An INSA poll on 6 February shows that 74 per cent of German Catholics favour making priestly celibacy voluntary.

In his interview for the Süddeutsche Zeitung, Marx also rejected accusations that in 2010 he or members of his staff had tried to take Pope Emeritus Benedict XVI out of the firing line when in 2010 he was first accused of having hushed up abuse when he was Archbishop of Munich between 1977 and 82. “Neither then nor today do we want to falsely protect or to harm him”, Marx said. He hoped that, as announced, the Pope Emeritus would explain what had happened at length. “And that his explanation will contain words of sincere empathy for the victims and take consideration of the expectations people now have of him.”  

Meanwhile, the German synodal path procedure held its third plenary from 3to 5 February. The 215 participants consisting of bishops and members of the (lay) Central Committee of German Catholics met in Frankfurt to discuss reforming the Church’s sexual morality, reassessing homosexuality, opening sacramental ministries for women, relaxing the compulsory priestly celibacy rule and how the Church should handle the question of power.
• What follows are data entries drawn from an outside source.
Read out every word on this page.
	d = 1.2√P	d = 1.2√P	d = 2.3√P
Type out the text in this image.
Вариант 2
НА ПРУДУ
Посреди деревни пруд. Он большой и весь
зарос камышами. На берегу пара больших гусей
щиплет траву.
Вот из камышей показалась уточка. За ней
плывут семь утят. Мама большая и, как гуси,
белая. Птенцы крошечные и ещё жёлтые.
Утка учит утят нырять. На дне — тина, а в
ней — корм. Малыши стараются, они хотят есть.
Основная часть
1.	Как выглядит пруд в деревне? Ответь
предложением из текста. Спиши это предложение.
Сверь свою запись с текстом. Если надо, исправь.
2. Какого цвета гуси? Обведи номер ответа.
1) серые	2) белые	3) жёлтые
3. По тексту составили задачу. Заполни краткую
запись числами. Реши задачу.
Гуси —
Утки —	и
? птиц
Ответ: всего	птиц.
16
At the opening press conference, bishops’ conference president Bishop Georg Bätzing announced that a special committee would be established to intensify talks between the presidium of the German synodal procedure and the Vatican Bishops’ Synod under Cardinal Mario Grech in Rome. This committee would meet regularly to discuss the contents and structures of the German reform procedure. The initiative for the committee had come from Pope Francis who met with Bätzing and Grech in January. 

At the plenary, a majority of the members backed an appeal to make priestly celibacy voluntary and to ordain proven married men (“viri probati”). The members also voted in favour of ordaining women deacons by 163 votes to 42. 

A majority of those present, namely 177, voted in favour of involving lay Catholics in episcopal nominations. Seventy-nine per cent of the bishops who were present voted in favour of this resolution.